The overall aim of this proposal is to establish Einstein-PETAL under the Albert Einstein College of Medicine as a Clinical Center in the PETAL Network.
The specific aims of Einstein-PETAL are: 1) To optimize the identification and recruitment of a diverse population of patients into PETAL trials by building upon the expertise and established collaboration between critical care and emergency medicine. 2) To facilitate the efficiency and operation of the PETAL Network by leveraging the local and national infrastructure, resources, and expertise of the sites and PIs, including the US Critical Illness an Injuries Trials Group, the CTSA supported Einstein- Montefiore Institute of Clinical and Translational Research (ICTR) with its multiple cores including the Einstein-Montefiore ICTR Clinical Research Informatics Core (RIC), and the electronic medical records at each site. 3) To propose for PETAL two significant clinical trials (Checklist for Lung Injury Prevention (CLIP) and Lung Injury Prevention Study Aspirin II (LIPS-A II)) aimed at the prevention of ARDS and mortality in patients at high risk for ARDS. To achieve these objectives, we have assembled institutions in New York City with outstanding clinical and academic critical care and emergency medicine delivery systems. These sites include the Montefiore Medical Center and its satellite site, the Mount Sinai Medical Center. Together these sites in Manhattan and the Bronx represent 126 adult medical and surgical intensive care unit beds that admitted 6,873 patients in 2012, a busy critical care consultative / rapid response team that sees over 6,619 patients a year, and one of the busiest EDs in the country with over 350,000 adult visits a year. The critical care and emergency medicine services are supplemented by strong institutional research infrastructure and support. The deliverables will include: participation of the PI and co-PI, with their expertise in ARDS prevention and emergency research, on the PETAL steering committees, a commitment to enroll 40 patients a year for the 5 1/2 years of enrollment into PETAL trials, and to implement high quality and timely study procedures and data and sample collection, as per our objectives above.
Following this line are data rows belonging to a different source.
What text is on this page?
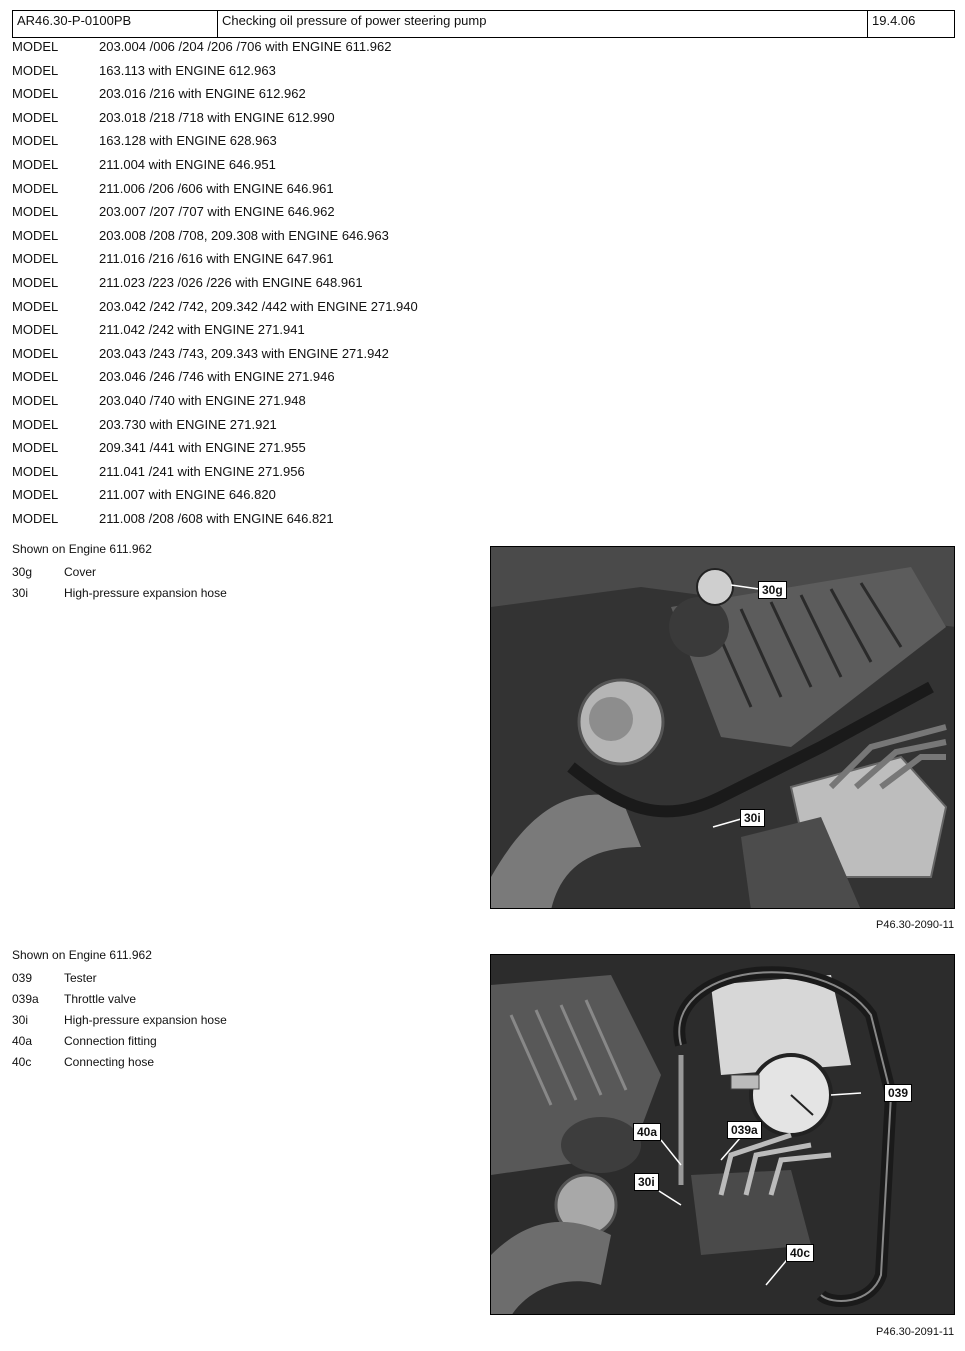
AR46.30-P-0100PB	Checking oil pressure of power steering pump	19.4.06
MODEL	203.004 /006 /204 /206 /706 with ENGINE 611.962
MODEL	163.113 with ENGINE 612.963
MODEL	203.016 /216 with ENGINE 612.962
MODEL	203.018 /218 /718 with ENGINE 612.990
MODEL	163.128 with ENGINE 628.963
MODEL	211.004 with ENGINE 646.951
MODEL	211.006 /206 /606 with ENGINE 646.961
MODEL	203.007 /207 /707 with ENGINE 646.962
MODEL	203.008 /208 /708, 209.308 with ENGINE 646.963
MODEL	211.016 /216 /616 with ENGINE 647.961
MODEL	211.023 /223 /026 /226 with ENGINE 648.961
MODEL	203.042 /242 /742, 209.342 /442 with ENGINE 271.940
MODEL	211.042 /242 with ENGINE 271.941
MODEL	203.043 /243 /743, 209.343 with ENGINE 271.942
MODEL	203.046 /246 /746 with ENGINE 271.946
MODEL	203.040 /740 with ENGINE 271.948
MODEL	203.730 with ENGINE 271.921
MODEL	209.341 /441 with ENGINE 271.955
MODEL	211.041 /241 with ENGINE 271.956
MODEL	211.007 with ENGINE 646.820
MODEL	211.008 /208 /608 with ENGINE 646.821
Shown on Engine 611.962
30g	Cover
30i	High-pressure expansion hose	30g
30i
P46.30-2090-11
Shown on Engine 611.962
039	Tester
039a	Throttle valve
30i	High-pressure expansion hose
40a	Connection fitting
40c	Connecting hose
039
40a	039a
30i
40c
P46.30-2091-11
PETAL represents the first instrumental step towards prevention of acute organ failure that may significantly reduce both the mortality and the comorbidities associated with acute critical illness. The two proposed clinical trials, if proven effective, are cheap and readily available for rapid implementation to improve outcomes for large populations of injured patients. Einstein-PETAL is uniquely and optimally well suited to conduct PETAL trials in a diverse population of patients.